Nous allons aussi intégrer de plus en plus des fonctionnalités prêtes à l'emploi qui ont d'abord été développées pour un client donné. Ce sera bientôt le cas du Livret individuel de compétences que nous avons créé pour les pompiers des Alpes Maritimes. Les personnes qui prennent des risques dans leur métier ne peuvent pratiquer leur activité que s'ils ont suivi des cycles de formations très normés. D'où cette idée de Livret individuel de compétences qui permet de vérifier l'ensemble des formations qu'ils ont suivies tout au long de leur carrière. Cette fonctionnalité va être proposée à l'ensemble de nos clients. Nous allons la présenter au prochain Congrès des Pompiers (qui se tiendra du 25 au 28 septembre prochain à Mâcon, ndlr).
Vous n'avez jamais levé de fonds. Est-ce quelque chose que vous pourriez envisager à l'avenir ?
Nous n'y sommes pas hostiles. Mais pour le moment, nous disposons des fonds propres nécessaires pour accélérer notre développement sans faire appel à des acteurs externes. 30% des revenus de Jalios sont actuellement dédiés à la R&D.

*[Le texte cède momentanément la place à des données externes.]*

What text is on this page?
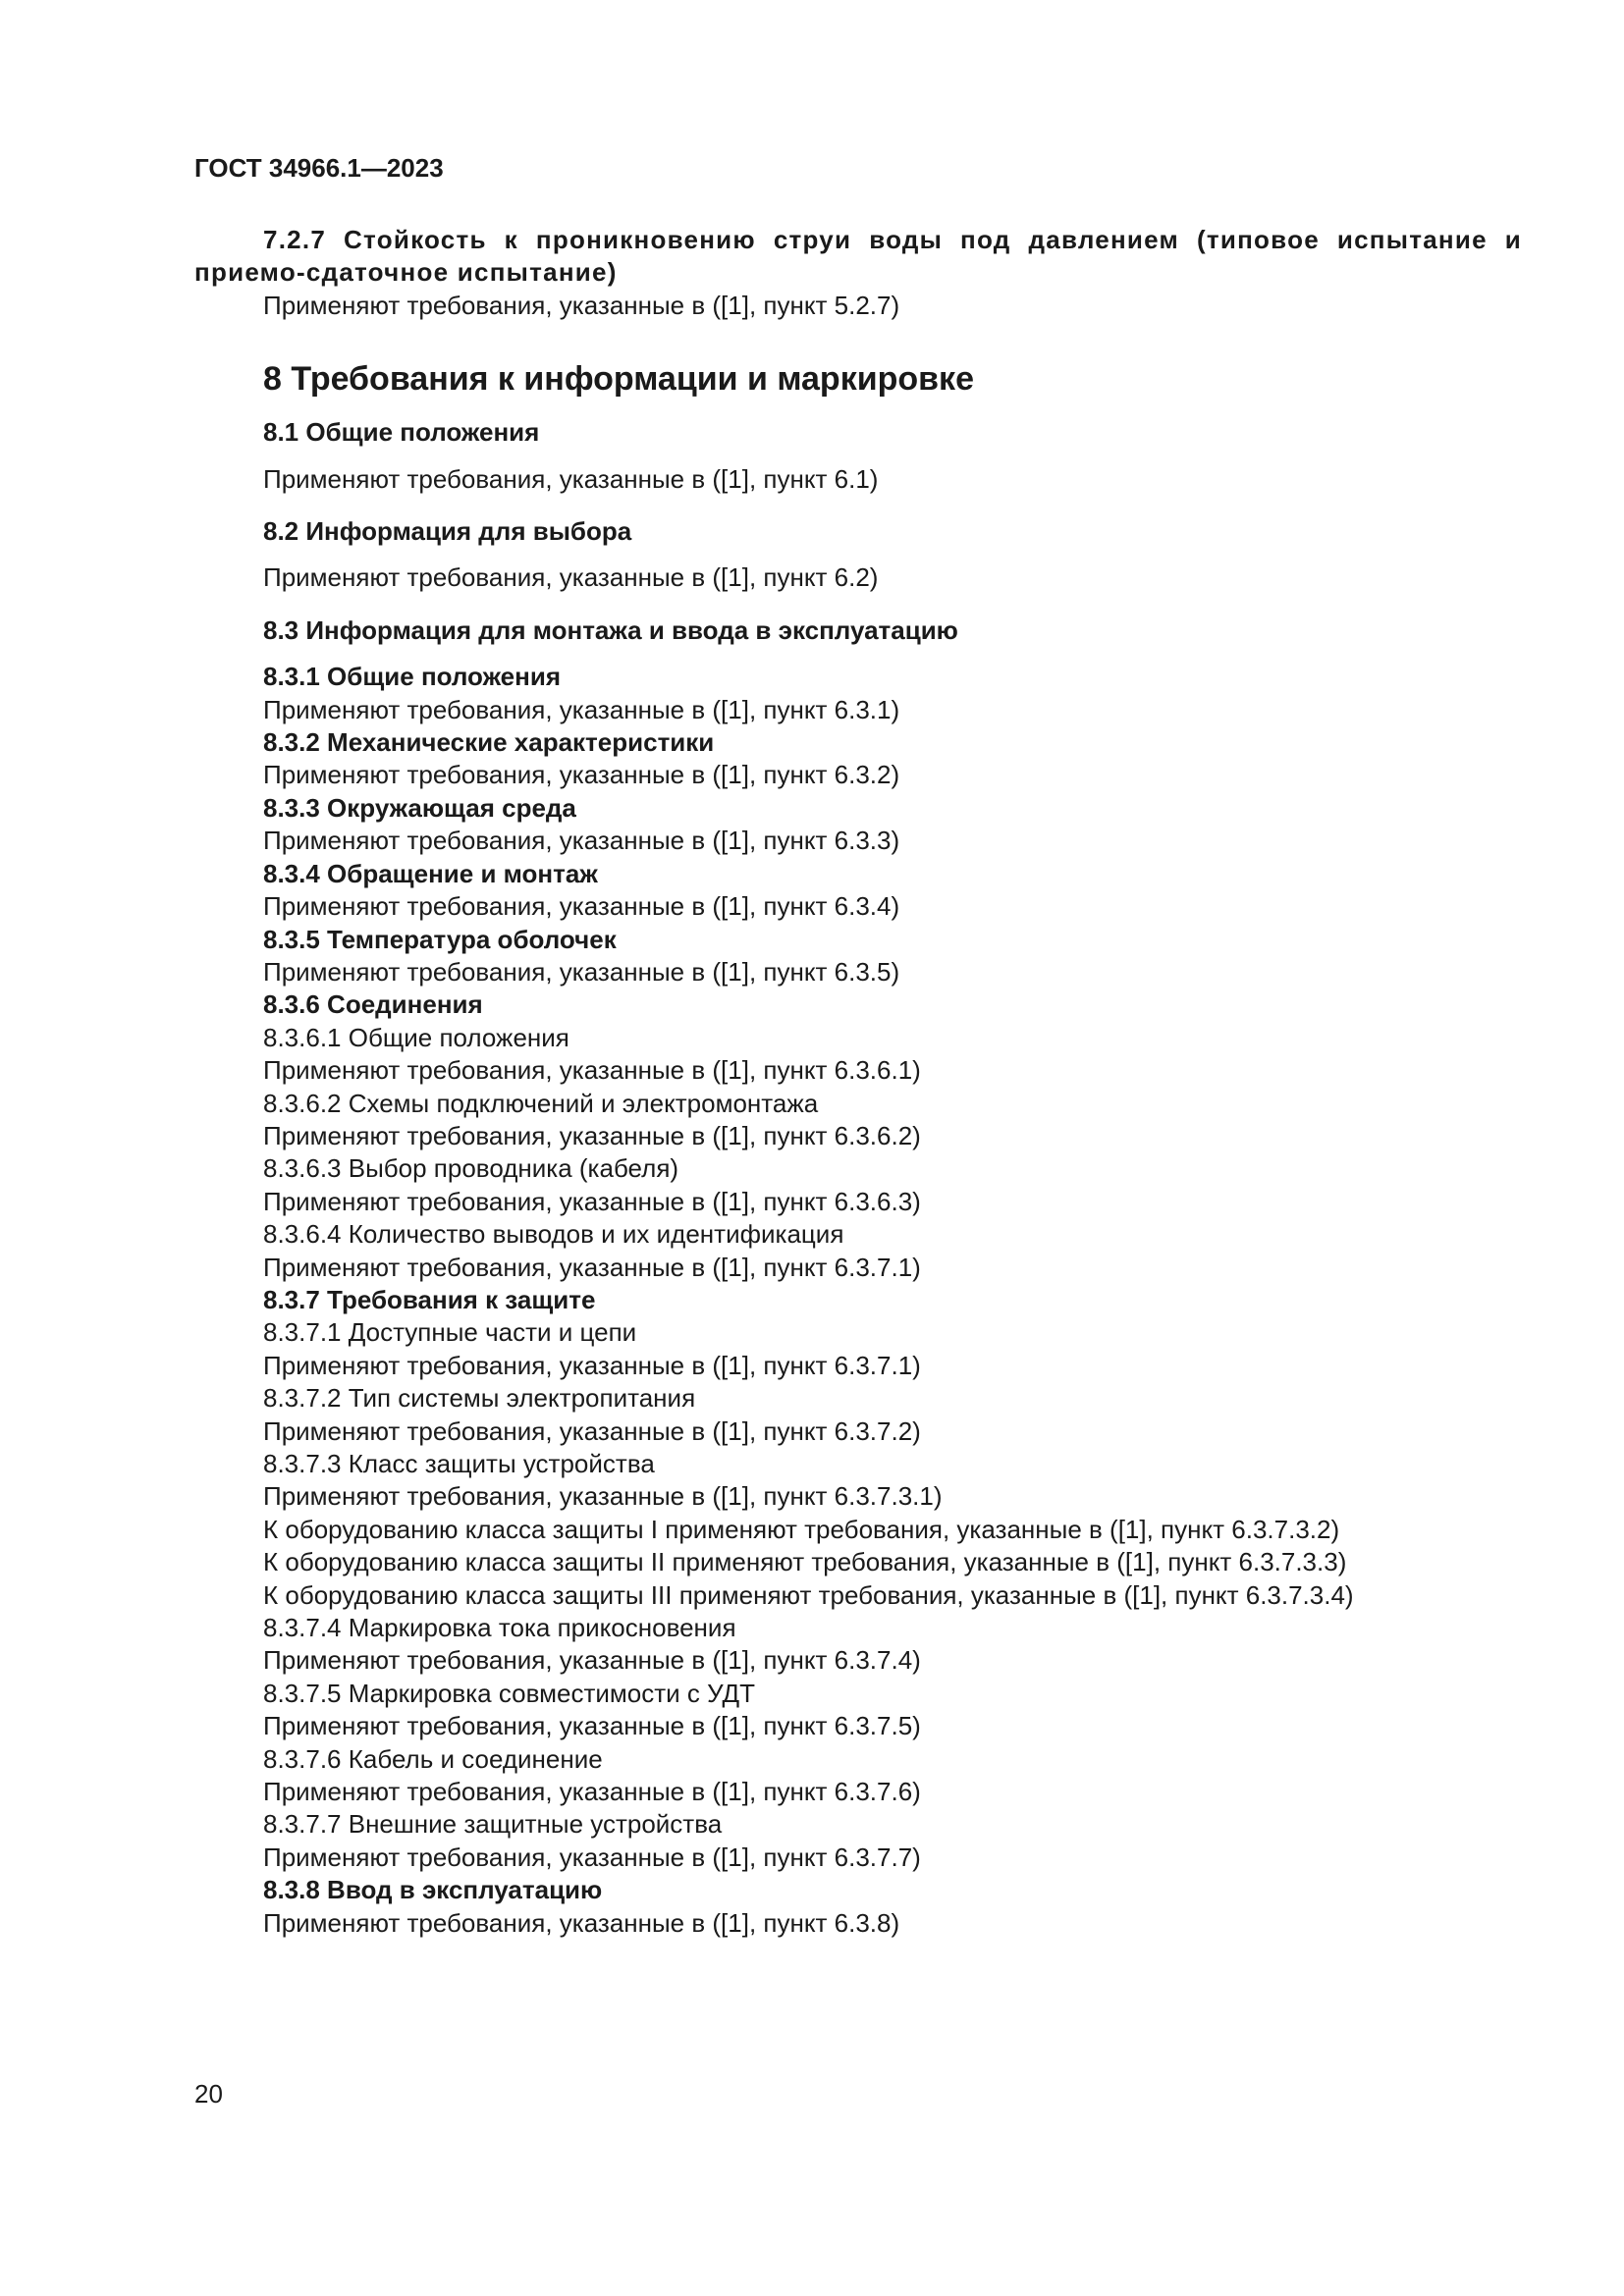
ГОСТ 34966.1—2023

7.2.7 Стойкость к проникновению струи воды под давлением (типовое испытание и приемо-сдаточное испытание)

Применяют требования, указанные в ([1], пункт 5.2.7)

8 Требования к информации и маркировке

8.1 Общие положения

Применяют требования, указанные в ([1], пункт 6.1)

8.2 Информация для выбора

Применяют требования, указанные в ([1], пункт 6.2)

8.3 Информация для монтажа и ввода в эксплуатацию

8.3.1 Общие положения

Применяют требования, указанные в ([1], пункт 6.3.1)

8.3.2 Механические характеристики

Применяют требования, указанные в ([1], пункт 6.3.2)

8.3.3 Окружающая среда

Применяют требования, указанные в ([1], пункт 6.3.3)

8.3.4 Обращение и монтаж

Применяют требования, указанные в ([1], пункт 6.3.4)

8.3.5 Температура оболочек

Применяют требования, указанные в ([1], пункт 6.3.5)

8.3.6 Соединения

8.3.6.1 Общие положения

Применяют требования, указанные в ([1], пункт 6.3.6.1)

8.3.6.2 Схемы подключений и электромонтажа

Применяют требования, указанные в ([1], пункт 6.3.6.2)

8.3.6.3 Выбор проводника (кабеля)

Применяют требования, указанные в ([1], пункт 6.3.6.3)

8.3.6.4 Количество выводов и их идентификация

Применяют требования, указанные в ([1], пункт 6.3.7.1)

8.3.7 Требования к защите

8.3.7.1 Доступные части и цепи

Применяют требования, указанные в ([1], пункт 6.3.7.1)

8.3.7.2 Тип системы электропитания

Применяют требования, указанные в ([1], пункт 6.3.7.2)

8.3.7.3 Класс защиты устройства

Применяют требования, указанные в ([1], пункт 6.3.7.3.1)

К оборудованию класса защиты I применяют требования, указанные в ([1], пункт 6.3.7.3.2)

К оборудованию класса защиты II применяют требования, указанные в ([1], пункт 6.3.7.3.3)

К оборудованию класса защиты III применяют требования, указанные в ([1], пункт 6.3.7.3.4)

8.3.7.4 Маркировка тока прикосновения

Применяют требования, указанные в ([1], пункт 6.3.7.4)

8.3.7.5 Маркировка совместимости с УДТ

Применяют требования, указанные в ([1], пункт 6.3.7.5)

8.3.7.6 Кабель и соединение

Применяют требования, указанные в ([1], пункт 6.3.7.6)

8.3.7.7 Внешние защитные устройства

Применяют требования, указанные в ([1], пункт 6.3.7.7)

8.3.8 Ввод в эксплуатацию

Применяют требования, указанные в ([1], пункт 6.3.8)

20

Avant de créer Jalios, Vincent Bouthors a d'abord travaillé au sein du centre de recherche et développement de Bull à Sophia Antipolis sur les interfaces Homme Machine, puis a été détaché en 1994 à l'occasion de la création du W3C pour développer des outils de génération de site Web et de recherche documentaire. Il est à l'origine du projet Pharos et a participé à sa conception et à son développement. Il a fondé Jalios avec Olivier Dedieu. Vincent Bouthors est ingénieur diplômé HEI et Docteur en Informatique.